No caso da Psicologia, ou até mesmo da terapia ocupacional, fica bem claro pra mim porque lida com questões que não estão no âmbito da fisiologia, mas e no caso das outras? Eu estranho dar esse poder todo aos médicos, mas não me sai da cabeça uma dúvida quanto a todas estas outras áreas: elas não teriam surgido justamente por uma questão de nicho de mercado?

O que eu quero dizer é que na Psicologia temos o exemplo da Psicopedagogia, que surgiu diante de uma demanda que a Psicologia Escolar não acolheu (talvez até tenha surgido assim a TO também). Me pergunto então onde estas outras áreas da saúde, que não a psicologia (ou talvez a TO), diferem essencialmente em relação ao saber médico. Onde diferem essencialmente seus objetos de estudo, seus âmbitos temáticos de investigação?

Poder-se-á objetar que o saber médico não é o mesmo do médico veterinário apesar de lidarem com a fisiologia, mas além da diferença essencial entre animais e homens, acredito que os médicos não teriam tanta dificuldade em aprender sobre fisiologia animal e poder opinar rapidamente sobre alguma questão.

A enfermagem nunca reclamou da hierarquia que sempre existiu entre médicos e enfermeiros. Até onde eu sei sempre foram lugares muito bem demarcados. Enfim, eu sei que muita gente vai repudiar o que eu escrevi, mas não posso deixar de expor essas questões que acho que devem ser colocadas também, e que as pessoas querendo manter sua clientela talvez não devam querer pensar tanto. Posso também ser acusado de estar sendo bairrista em relação á Psicologia, mas basta ler qualquer livro introdutório sobre o assunto para saber que não se trata de soma, mas sim de psique.

Assumo que me falta um conhecimento sólido a respeito dos objetos de estudo e do surgimento dessas ciências. Mas como acho que já disse apenas quis colocar a questão...

segunda-feira, 13 de fevereiro de 2012

Deus é neurótico: imagem e semelhança dos homens.


Sem querer entrar em detalhes quanto à forma como as religiões podem ter se estabelecido, desta ou daquela maneira, a afirmação do título pode ser confirmada quando se pensa que Deus nos deu o livre-arbítrio para escolhermos amá-lo. Ora, se ele quisesse realmente que o amássemos, não teria nos dado o livre-arbítrio. Esta é a NOSSA forma de construir um deus, partindo do nosso modo de se sentir em relação ao mundo e às pessoas.

Pensemos na ideia de um ser superior, sem começo nem fim, todo-poderoso, totalmente bom (o que conflitua com a ideia de todo-poderoso), que ama seus filhos e quer ser amado por eles também. Se ele realmente "desejasse" isso, e não somente quisesse, nos teria feito com a única opção de amá-lo.
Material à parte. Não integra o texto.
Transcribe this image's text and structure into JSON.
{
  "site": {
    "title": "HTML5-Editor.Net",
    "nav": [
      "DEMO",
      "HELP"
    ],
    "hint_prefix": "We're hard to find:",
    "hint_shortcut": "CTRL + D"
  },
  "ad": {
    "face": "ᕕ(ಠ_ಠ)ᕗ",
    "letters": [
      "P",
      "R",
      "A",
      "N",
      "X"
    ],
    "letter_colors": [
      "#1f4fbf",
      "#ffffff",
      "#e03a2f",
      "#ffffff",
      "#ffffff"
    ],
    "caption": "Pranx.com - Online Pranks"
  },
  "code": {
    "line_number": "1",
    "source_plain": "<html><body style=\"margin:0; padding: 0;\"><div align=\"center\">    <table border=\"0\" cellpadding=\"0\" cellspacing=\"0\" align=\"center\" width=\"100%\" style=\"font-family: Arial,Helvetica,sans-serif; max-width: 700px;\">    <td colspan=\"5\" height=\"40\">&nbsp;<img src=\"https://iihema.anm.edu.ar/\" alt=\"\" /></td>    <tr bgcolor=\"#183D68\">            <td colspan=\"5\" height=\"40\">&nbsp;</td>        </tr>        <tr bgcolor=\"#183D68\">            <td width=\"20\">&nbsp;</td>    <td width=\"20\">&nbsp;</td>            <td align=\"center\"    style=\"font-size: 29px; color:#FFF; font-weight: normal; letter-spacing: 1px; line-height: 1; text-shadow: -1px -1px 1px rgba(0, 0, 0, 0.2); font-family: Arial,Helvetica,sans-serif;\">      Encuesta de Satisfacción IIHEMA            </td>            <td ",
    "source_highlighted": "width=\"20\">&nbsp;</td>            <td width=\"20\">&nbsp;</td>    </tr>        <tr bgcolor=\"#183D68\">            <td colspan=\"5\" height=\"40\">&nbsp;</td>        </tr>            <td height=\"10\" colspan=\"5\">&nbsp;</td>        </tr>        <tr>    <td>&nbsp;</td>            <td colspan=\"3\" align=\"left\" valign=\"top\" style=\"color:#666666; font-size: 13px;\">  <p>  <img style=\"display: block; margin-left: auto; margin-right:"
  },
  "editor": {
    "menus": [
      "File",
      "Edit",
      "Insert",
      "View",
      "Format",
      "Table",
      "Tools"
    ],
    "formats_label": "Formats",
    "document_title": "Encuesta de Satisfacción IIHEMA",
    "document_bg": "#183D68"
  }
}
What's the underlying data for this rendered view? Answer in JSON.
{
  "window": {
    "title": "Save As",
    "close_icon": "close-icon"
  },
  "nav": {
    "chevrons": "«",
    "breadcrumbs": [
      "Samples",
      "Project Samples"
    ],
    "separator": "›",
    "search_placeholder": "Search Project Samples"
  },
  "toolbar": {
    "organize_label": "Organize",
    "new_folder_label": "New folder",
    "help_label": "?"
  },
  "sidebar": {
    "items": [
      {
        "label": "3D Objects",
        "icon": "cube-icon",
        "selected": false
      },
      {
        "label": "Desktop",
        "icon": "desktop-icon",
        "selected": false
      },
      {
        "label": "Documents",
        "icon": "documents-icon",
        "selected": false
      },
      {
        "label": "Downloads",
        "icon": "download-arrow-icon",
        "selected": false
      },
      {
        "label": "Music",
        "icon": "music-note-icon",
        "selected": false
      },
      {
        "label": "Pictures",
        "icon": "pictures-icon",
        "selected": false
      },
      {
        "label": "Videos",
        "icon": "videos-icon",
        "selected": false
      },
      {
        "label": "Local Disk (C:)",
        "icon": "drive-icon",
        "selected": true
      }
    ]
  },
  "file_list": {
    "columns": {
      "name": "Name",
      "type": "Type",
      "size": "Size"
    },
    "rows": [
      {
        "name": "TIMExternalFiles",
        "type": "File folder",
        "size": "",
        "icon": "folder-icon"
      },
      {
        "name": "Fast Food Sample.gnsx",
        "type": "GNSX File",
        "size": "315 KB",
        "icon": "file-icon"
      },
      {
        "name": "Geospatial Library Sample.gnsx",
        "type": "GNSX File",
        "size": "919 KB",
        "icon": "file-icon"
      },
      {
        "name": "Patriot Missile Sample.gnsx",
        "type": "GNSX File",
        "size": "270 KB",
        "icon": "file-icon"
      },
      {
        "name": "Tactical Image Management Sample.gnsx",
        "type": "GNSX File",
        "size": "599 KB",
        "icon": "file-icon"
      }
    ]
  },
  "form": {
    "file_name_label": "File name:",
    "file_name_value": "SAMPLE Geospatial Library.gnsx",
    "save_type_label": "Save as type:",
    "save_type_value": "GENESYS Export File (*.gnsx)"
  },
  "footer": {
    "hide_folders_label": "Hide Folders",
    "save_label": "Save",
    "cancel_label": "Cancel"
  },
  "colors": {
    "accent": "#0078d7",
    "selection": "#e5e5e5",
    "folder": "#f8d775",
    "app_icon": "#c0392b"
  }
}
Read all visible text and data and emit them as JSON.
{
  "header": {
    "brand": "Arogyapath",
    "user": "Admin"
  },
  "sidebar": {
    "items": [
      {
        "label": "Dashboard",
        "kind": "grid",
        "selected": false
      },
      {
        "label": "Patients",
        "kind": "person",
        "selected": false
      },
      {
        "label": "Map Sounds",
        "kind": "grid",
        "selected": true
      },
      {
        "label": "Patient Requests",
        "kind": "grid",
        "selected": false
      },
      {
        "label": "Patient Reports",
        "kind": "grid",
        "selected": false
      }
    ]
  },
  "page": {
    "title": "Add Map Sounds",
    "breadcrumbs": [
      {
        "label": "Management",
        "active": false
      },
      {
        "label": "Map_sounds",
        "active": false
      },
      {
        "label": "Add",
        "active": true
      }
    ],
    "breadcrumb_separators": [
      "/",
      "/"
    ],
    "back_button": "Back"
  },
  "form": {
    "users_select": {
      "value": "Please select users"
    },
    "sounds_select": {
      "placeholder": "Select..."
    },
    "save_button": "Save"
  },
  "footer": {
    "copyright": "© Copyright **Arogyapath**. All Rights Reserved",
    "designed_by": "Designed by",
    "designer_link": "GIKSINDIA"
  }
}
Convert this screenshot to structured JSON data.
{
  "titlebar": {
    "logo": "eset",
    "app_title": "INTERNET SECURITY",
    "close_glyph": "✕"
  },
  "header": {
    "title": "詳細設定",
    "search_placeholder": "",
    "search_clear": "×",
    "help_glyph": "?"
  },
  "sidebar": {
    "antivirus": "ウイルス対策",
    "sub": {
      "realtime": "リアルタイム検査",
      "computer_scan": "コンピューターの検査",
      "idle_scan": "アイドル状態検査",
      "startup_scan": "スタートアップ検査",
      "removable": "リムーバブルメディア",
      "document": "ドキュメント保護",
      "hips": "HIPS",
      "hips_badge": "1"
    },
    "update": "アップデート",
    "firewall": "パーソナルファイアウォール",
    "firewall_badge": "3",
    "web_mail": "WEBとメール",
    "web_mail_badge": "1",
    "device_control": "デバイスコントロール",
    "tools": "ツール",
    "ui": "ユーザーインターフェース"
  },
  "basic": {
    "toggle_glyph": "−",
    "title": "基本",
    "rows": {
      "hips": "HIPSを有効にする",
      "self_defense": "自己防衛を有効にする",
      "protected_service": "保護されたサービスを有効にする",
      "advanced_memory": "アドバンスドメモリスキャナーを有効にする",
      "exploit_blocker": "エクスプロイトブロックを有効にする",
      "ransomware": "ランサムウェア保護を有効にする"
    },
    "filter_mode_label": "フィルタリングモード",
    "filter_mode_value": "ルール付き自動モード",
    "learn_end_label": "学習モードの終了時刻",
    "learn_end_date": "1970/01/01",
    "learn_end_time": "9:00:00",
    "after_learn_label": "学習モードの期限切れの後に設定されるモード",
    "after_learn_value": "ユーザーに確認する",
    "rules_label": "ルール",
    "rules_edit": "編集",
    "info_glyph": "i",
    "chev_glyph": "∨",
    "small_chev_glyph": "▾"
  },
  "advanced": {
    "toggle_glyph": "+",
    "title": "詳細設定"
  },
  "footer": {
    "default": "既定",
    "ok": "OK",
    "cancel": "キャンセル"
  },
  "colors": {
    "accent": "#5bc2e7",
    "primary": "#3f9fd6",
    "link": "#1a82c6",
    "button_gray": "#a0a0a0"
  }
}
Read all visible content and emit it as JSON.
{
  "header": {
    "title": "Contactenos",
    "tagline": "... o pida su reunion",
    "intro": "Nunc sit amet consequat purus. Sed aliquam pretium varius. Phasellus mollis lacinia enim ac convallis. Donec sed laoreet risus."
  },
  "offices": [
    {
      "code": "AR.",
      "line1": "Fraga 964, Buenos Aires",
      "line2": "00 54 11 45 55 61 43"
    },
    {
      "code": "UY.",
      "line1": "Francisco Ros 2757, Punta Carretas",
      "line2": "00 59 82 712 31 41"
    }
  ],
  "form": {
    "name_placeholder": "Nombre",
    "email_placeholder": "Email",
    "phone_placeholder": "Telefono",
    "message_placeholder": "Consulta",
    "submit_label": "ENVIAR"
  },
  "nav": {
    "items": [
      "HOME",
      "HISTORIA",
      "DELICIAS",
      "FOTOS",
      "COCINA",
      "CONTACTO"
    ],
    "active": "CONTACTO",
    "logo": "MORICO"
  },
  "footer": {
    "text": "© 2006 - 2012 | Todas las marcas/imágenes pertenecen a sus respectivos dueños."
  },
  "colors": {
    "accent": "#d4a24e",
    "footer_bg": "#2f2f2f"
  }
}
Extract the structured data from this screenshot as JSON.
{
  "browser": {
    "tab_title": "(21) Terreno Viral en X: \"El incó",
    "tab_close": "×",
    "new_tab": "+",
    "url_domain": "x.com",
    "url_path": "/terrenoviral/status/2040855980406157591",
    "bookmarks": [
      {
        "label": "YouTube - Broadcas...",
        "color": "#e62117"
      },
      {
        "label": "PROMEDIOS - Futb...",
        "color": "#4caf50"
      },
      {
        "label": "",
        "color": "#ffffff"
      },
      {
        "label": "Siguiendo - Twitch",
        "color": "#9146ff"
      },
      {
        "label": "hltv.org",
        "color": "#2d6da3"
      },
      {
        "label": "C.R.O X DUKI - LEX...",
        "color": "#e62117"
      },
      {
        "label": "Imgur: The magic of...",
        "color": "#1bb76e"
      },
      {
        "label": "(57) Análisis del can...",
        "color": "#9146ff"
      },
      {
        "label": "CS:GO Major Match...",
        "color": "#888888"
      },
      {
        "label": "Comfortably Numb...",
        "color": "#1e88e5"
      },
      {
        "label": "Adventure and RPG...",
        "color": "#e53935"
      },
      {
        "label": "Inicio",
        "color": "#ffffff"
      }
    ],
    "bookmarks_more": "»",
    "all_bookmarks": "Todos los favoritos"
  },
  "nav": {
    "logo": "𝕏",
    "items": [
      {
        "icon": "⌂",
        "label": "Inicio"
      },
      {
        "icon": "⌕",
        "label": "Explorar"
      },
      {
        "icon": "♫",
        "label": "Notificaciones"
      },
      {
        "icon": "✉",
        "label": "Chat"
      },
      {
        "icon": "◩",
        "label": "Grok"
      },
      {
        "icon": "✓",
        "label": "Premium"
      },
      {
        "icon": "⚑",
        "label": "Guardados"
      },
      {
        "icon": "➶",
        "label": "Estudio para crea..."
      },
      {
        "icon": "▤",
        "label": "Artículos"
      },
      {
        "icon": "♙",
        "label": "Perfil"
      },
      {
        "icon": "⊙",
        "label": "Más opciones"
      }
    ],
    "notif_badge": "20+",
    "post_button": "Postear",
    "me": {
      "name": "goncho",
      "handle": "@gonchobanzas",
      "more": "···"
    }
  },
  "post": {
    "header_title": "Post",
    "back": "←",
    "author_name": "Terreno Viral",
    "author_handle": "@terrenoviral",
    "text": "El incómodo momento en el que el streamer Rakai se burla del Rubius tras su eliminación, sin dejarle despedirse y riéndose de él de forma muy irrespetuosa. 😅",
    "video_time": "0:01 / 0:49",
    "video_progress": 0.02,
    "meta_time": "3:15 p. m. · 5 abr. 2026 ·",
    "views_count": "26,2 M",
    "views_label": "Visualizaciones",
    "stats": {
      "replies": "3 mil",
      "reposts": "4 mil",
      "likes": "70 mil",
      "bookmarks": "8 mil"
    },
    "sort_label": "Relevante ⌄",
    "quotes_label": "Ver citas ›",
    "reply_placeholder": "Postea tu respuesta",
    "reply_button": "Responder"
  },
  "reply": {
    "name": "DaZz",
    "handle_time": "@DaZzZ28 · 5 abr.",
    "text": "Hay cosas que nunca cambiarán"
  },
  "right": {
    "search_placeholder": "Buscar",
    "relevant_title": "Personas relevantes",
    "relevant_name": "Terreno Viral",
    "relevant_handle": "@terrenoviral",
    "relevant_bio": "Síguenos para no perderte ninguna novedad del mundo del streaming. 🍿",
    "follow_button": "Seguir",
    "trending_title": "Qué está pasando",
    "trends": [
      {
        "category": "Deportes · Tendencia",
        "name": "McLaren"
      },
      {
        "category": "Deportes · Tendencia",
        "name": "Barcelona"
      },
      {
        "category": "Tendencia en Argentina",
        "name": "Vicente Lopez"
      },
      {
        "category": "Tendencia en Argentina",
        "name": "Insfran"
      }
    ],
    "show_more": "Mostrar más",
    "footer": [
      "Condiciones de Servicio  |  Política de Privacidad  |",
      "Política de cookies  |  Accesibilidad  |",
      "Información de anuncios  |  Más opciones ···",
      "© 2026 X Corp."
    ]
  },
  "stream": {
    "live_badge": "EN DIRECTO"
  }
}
Parece que Deus precisa que lhe demos a falta. Bem aí surge um conflito: Deus não pode ser faltoso. Então por que precisamos amar a Deus ("sobre todas as coisas")? Por que ele quer o nosso amor para nos congratular com um lote no cantinho do céu?
O Deus que criamos é neurótico! Nós o fizemos faltoso e sintomático. Ele ao mesmo tempo que precisa que o amemos, não nos fez assim, porque é sintoma aquilo que o impede de chegar ao seu desejo. Ele precisa ficar no imaginário, esperando que o escolhamos. Ele precisa não saber, ele precisa do não-saber, da falta. Parece que ele sabe dos possíveis efeitos de uma satisfação total.

Seria muito fácil para ele nos fazer amá-lo ao nos criar, mas ele não se sentiria amado "de verdade". E este é outro ponto onde colocamos algo nosso nele, pois nós nos sentiríamos mal sabendo que temos o poder de fazer alguém nos amar. Isto pode ser percebido, por exemplo, em relacionamentos onde aquele que gosta "demais" tem que ficar medindo suas atitudes para não assustar o outro, justamente porque esse outro, sabendo do poder que tem para despertar esse grande amor, pode perder o interesse. Há que ter sempre uma dúvida para o neurótico. Ele quer ter notícia, mas não quer esse saber.

Existem outros vários pontos em que a questão pode ser explorada, e se eu não estivesse tão enferrujado nas leituras freudianas de Moisés e o Monoteísmo, ou Totem e Tabu, talvez elaborasse um texto mais contundente. Enfim, a intenção aqui, como no blog de modo geral, é simplesmente rascunhar ideias. Então é isso. Fica a dica dessas leituras (e do Mal-estar na Civilização), para aqueles que se interessem pela visão psicanalítica do social.